CURRENT AGE: 11
HOME TOWN & STATE: Seattle, WA
DIAGNOSIS DATE: December 2017
PARENTS: Sarah & Jayson
SIBLINGS: Maya (13)
What it felt like when we learned our child has SLC6A1?
We had been searching for the cause of Ella’s epilepsy and global delay since she was a baby and it was incredible to finally find the answer. Ella has such a great personality.
She doesn’t talk, but always seems to be happy and loves music and dancing. She exhibits several ticks such as hand flapping and loves to watch the same movies over and over, but she has such positive energy. When she was five years old she began to regress and lose many of her skills. She used to be able to speak about 20 words and had much better fine motor coordination; she could feed herself with a spoon. Now she just uses her hands to eat. By the time we got the DNA exome test results we had found peace with who Ella was and what she needed, so we were pleasantly surprised to find an answer. Back in 2017, doctors didn’t have much information about her gene mutation and just handed us a scientific article about it. I was so excited to learn that there was a community of other people experiencing the same thing as us.

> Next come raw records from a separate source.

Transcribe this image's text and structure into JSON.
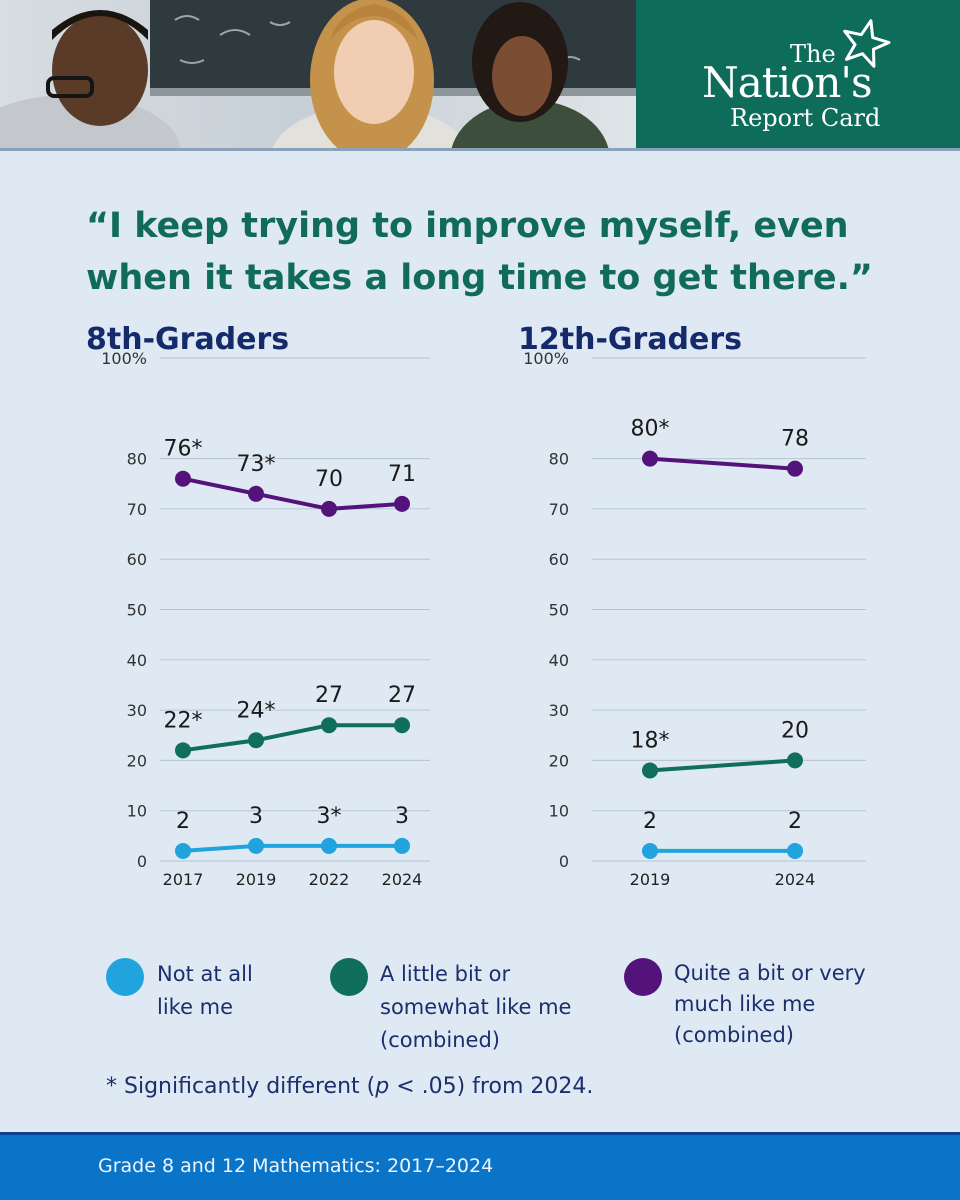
{
  "brand": {
    "the": "The",
    "nations": "Nation's",
    "report_card": "Report Card"
  },
  "quote": "“I keep trying to improve myself, even when it takes a long time to get there.”",
  "colors": {
    "light_blue": "#21a3dd",
    "green": "#0f6e5c",
    "purple": "#54137b",
    "title_navy": "#142a6b"
  },
  "chart_data": [
    {
      "type": "line",
      "title": "8th-Graders",
      "x": [
        "2017",
        "2019",
        "2022",
        "2024"
      ],
      "ylim": [
        0,
        100
      ],
      "yticks": [
        "0",
        "10",
        "20",
        "30",
        "40",
        "50",
        "60",
        "70",
        "80",
        "100%"
      ],
      "grid": true,
      "series": [
        {
          "name": "Quite a bit or very much like me (combined)",
          "values": [
            76,
            73,
            70,
            71
          ],
          "labels": [
            "76*",
            "73*",
            "70",
            "71"
          ]
        },
        {
          "name": "A little bit or somewhat like me (combined)",
          "values": [
            22,
            24,
            27,
            27
          ],
          "labels": [
            "22*",
            "24*",
            "27",
            "27"
          ]
        },
        {
          "name": "Not at all like me",
          "values": [
            2,
            3,
            3,
            3
          ],
          "labels": [
            "2",
            "3",
            "3*",
            "3"
          ]
        }
      ]
    },
    {
      "type": "line",
      "title": "12th-Graders",
      "x": [
        "2019",
        "2024"
      ],
      "ylim": [
        0,
        100
      ],
      "yticks": [
        "0",
        "10",
        "20",
        "30",
        "40",
        "50",
        "60",
        "70",
        "80",
        "100%"
      ],
      "grid": true,
      "series": [
        {
          "name": "Quite a bit or very much like me (combined)",
          "values": [
            80,
            78
          ],
          "labels": [
            "80*",
            "78"
          ]
        },
        {
          "name": "A little bit or somewhat like me (combined)",
          "values": [
            18,
            20
          ],
          "labels": [
            "18*",
            "20"
          ]
        },
        {
          "name": "Not at all like me",
          "values": [
            2,
            2
          ],
          "labels": [
            "2",
            "2"
          ]
        }
      ]
    }
  ],
  "legend": [
    {
      "lines": [
        "Not at all",
        "like me"
      ]
    },
    {
      "lines": [
        "A little bit or",
        "somewhat like me",
        "(combined)"
      ]
    },
    {
      "lines": [
        "Quite a bit or very",
        "much like me",
        "(combined)"
      ]
    }
  ],
  "footnote": {
    "prefix": "* Significantly different (",
    "p": "p",
    "suffix": " < .05) from 2024."
  },
  "footer": "Grade 8 and 12 Mathematics: 2017–2024"
}
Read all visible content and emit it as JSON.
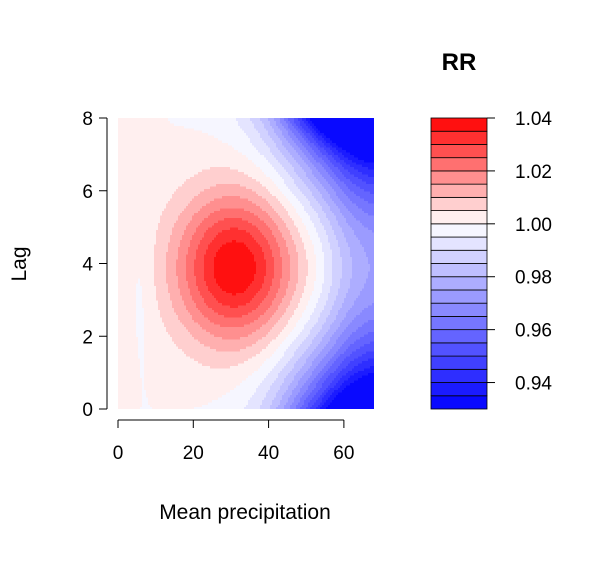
{
  "chart_data": {
    "type": "heatmap",
    "plot_kind": "filled contour",
    "title": "",
    "xlabel": "Mean precipitation",
    "ylabel": "Lag",
    "xlim": [
      0,
      68
    ],
    "ylim": [
      0,
      8
    ],
    "x_ticks": [
      0,
      20,
      40,
      60
    ],
    "y_ticks": [
      0,
      2,
      4,
      6,
      8
    ],
    "grid": false,
    "colormap": "blue-white-red",
    "colors": {
      "low": "#0000ff",
      "mid": "#ffffff",
      "high": "#ff0000"
    },
    "peak": {
      "x": 31,
      "y": 3.9,
      "value": 1.04
    },
    "trough": {
      "x": 68,
      "y": 8,
      "value": 0.93
    },
    "legend": {
      "title": "RR",
      "position": "right",
      "range": [
        0.93,
        1.04
      ],
      "ticks": [
        0.94,
        0.96,
        0.98,
        1.0,
        1.02,
        1.04
      ],
      "tick_labels": [
        "0.94",
        "0.96",
        "0.98",
        "1.00",
        "1.02",
        "1.04"
      ],
      "levels": [
        0.93,
        0.935,
        0.94,
        0.945,
        0.95,
        0.955,
        0.96,
        0.965,
        0.97,
        0.975,
        0.98,
        0.985,
        0.99,
        0.995,
        1.0,
        1.005,
        1.01,
        1.015,
        1.02,
        1.025,
        1.03,
        1.035,
        1.04
      ]
    }
  }
}
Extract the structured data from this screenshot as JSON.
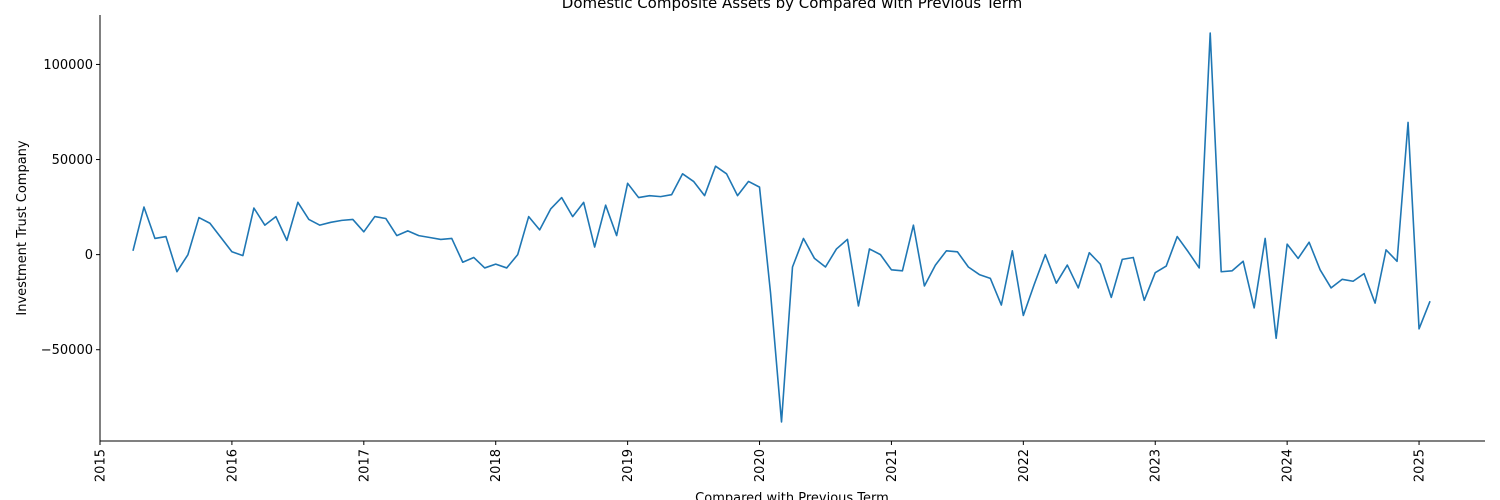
{
  "chart_data": {
    "type": "line",
    "title": "Domestic Composite Assets by Compared with Previous Term",
    "xlabel": "Compared with Previous Term",
    "ylabel": "Investment Trust Company",
    "x_ticks": [
      "2015",
      "2016",
      "2017",
      "2018",
      "2019",
      "2020",
      "2021",
      "2022",
      "2023",
      "2024",
      "2025"
    ],
    "y_ticks": [
      -50000,
      0,
      50000,
      100000
    ],
    "y_tick_labels": [
      "−50000",
      "0",
      "50000",
      "100000"
    ],
    "xlim": [
      "2015-01",
      "2025-07"
    ],
    "ylim": [
      -98000,
      126000
    ],
    "grid": false,
    "legend": "none",
    "series": [
      {
        "color": "#1f77b4",
        "x": [
          "2015-04",
          "2015-05",
          "2015-06",
          "2015-07",
          "2015-08",
          "2015-09",
          "2015-10",
          "2015-11",
          "2015-12",
          "2016-01",
          "2016-02",
          "2016-03",
          "2016-04",
          "2016-05",
          "2016-06",
          "2016-07",
          "2016-08",
          "2016-09",
          "2016-10",
          "2016-11",
          "2016-12",
          "2017-01",
          "2017-02",
          "2017-03",
          "2017-04",
          "2017-05",
          "2017-06",
          "2017-07",
          "2017-08",
          "2017-09",
          "2017-10",
          "2017-11",
          "2017-12",
          "2018-01",
          "2018-02",
          "2018-03",
          "2018-04",
          "2018-05",
          "2018-06",
          "2018-07",
          "2018-08",
          "2018-09",
          "2018-10",
          "2018-11",
          "2018-12",
          "2019-01",
          "2019-02",
          "2019-03",
          "2019-04",
          "2019-05",
          "2019-06",
          "2019-07",
          "2019-08",
          "2019-09",
          "2019-10",
          "2019-11",
          "2019-12",
          "2020-01",
          "2020-02",
          "2020-03",
          "2020-04",
          "2020-05",
          "2020-06",
          "2020-07",
          "2020-08",
          "2020-09",
          "2020-10",
          "2020-11",
          "2020-12",
          "2021-01",
          "2021-02",
          "2021-03",
          "2021-04",
          "2021-05",
          "2021-06",
          "2021-07",
          "2021-08",
          "2021-09",
          "2021-10",
          "2021-11",
          "2021-12",
          "2022-01",
          "2022-02",
          "2022-03",
          "2022-04",
          "2022-05",
          "2022-06",
          "2022-07",
          "2022-08",
          "2022-09",
          "2022-10",
          "2022-11",
          "2022-12",
          "2023-01",
          "2023-02",
          "2023-03",
          "2023-04",
          "2023-05",
          "2023-06",
          "2023-07",
          "2023-08",
          "2023-09",
          "2023-10",
          "2023-11",
          "2023-12",
          "2024-01",
          "2024-02",
          "2024-03",
          "2024-04",
          "2024-05",
          "2024-06",
          "2024-07",
          "2024-08",
          "2024-09",
          "2024-10",
          "2024-11",
          "2024-12",
          "2025-01",
          "2025-02"
        ],
        "values": [
          2000,
          25000,
          8500,
          9500,
          -9000,
          0,
          19500,
          16500,
          9000,
          1500,
          -500,
          24500,
          15500,
          20000,
          7500,
          27500,
          18500,
          15500,
          17000,
          18000,
          18500,
          12000,
          20000,
          19000,
          10000,
          12500,
          10000,
          9000,
          8000,
          8500,
          -4000,
          -1500,
          -7000,
          -5000,
          -7000,
          0,
          20000,
          13000,
          24000,
          30000,
          20000,
          27500,
          4000,
          26000,
          10000,
          37500,
          30000,
          31000,
          30500,
          31500,
          42500,
          38500,
          31000,
          46500,
          42500,
          31000,
          38500,
          35500,
          -20000,
          -88000,
          -6500,
          8500,
          -2000,
          -6500,
          3000,
          8000,
          -27000,
          3000,
          0,
          -8000,
          -8500,
          15500,
          -16500,
          -5500,
          2000,
          1500,
          -6500,
          -10500,
          -12500,
          -26500,
          2000,
          -32000,
          -15500,
          0,
          -15000,
          -5500,
          -17500,
          1000,
          -5000,
          -22500,
          -2500,
          -1500,
          -24000,
          -9500,
          -6000,
          9500,
          1500,
          -7000,
          116500,
          -9000,
          -8500,
          -3500,
          -28000,
          8500,
          -44000,
          5500,
          -2000,
          6500,
          -8000,
          -17500,
          -13000,
          -14000,
          -10000,
          -25500,
          2500,
          -3500,
          69500,
          -39000,
          -24500
        ]
      }
    ]
  }
}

How did you know something was wrong?
It was pretty obvious that Ella wasn’t meeting her milestones. She didn’t sit up on her own until she was 1 year old. She never crawled, but would scoot around on her bottom and learned to use a walker at 18 months. She was also on Kepra (an anti-seizure medication) at 18 months, and within 6 weeks of this she began to walk. She started babbling and feeding herself with a spoon at 3 years.
We considered ourselves lucky to have such a “calm and content” child, but early on we knew something was wrong. We were referred to a pediatric neurologist and our search for Ella’s diagnosis began.
The hardest part of being an SLC6A1 family?
It is a huge toll on our family, especially for our older daughter who just wants to have a “normal” sister. The statistics for divorce among couples with a child with special needs are staggering. We have managed to defy all the odds, but not without a ton of work and effort from everyone. Our strong support system of family and friends definitely helps to make us stronger. “It takes a village” and we wouldn’t be where we are today without them.
What are your dreams for Ella?
If Ella could speak again that would mean so much to us. Our running joke is that even if Ella’s first word was a cuss word we would happily take it! It’s very challenging for her to tell us what she wants. Ideally, she would be able to live an independent life without lifelong supervision from a caregiver.
Why would you like people to donate to SLC6A1 Connect?
We are so excited that a cure is in reach. All we need is money to make a lasting impact in Ella’s life and the lives of everyone around her. Ella requires a lot of support and assistance in her daily routine- doctors, Occupational Therapists, Speech Therapists, Physical Therapists, and several others. She also requires daily anti-seizure medications that have many side effects. She needs assistance to do most tasks and activities. Ella requires A LOT of resources that could be redirected. It’s amazing to think about who she would be without this disorder. If we are able to make a difference for her and for the lives of those like her it would mean that no other family would have to go through what we have. Your donation means the world to us!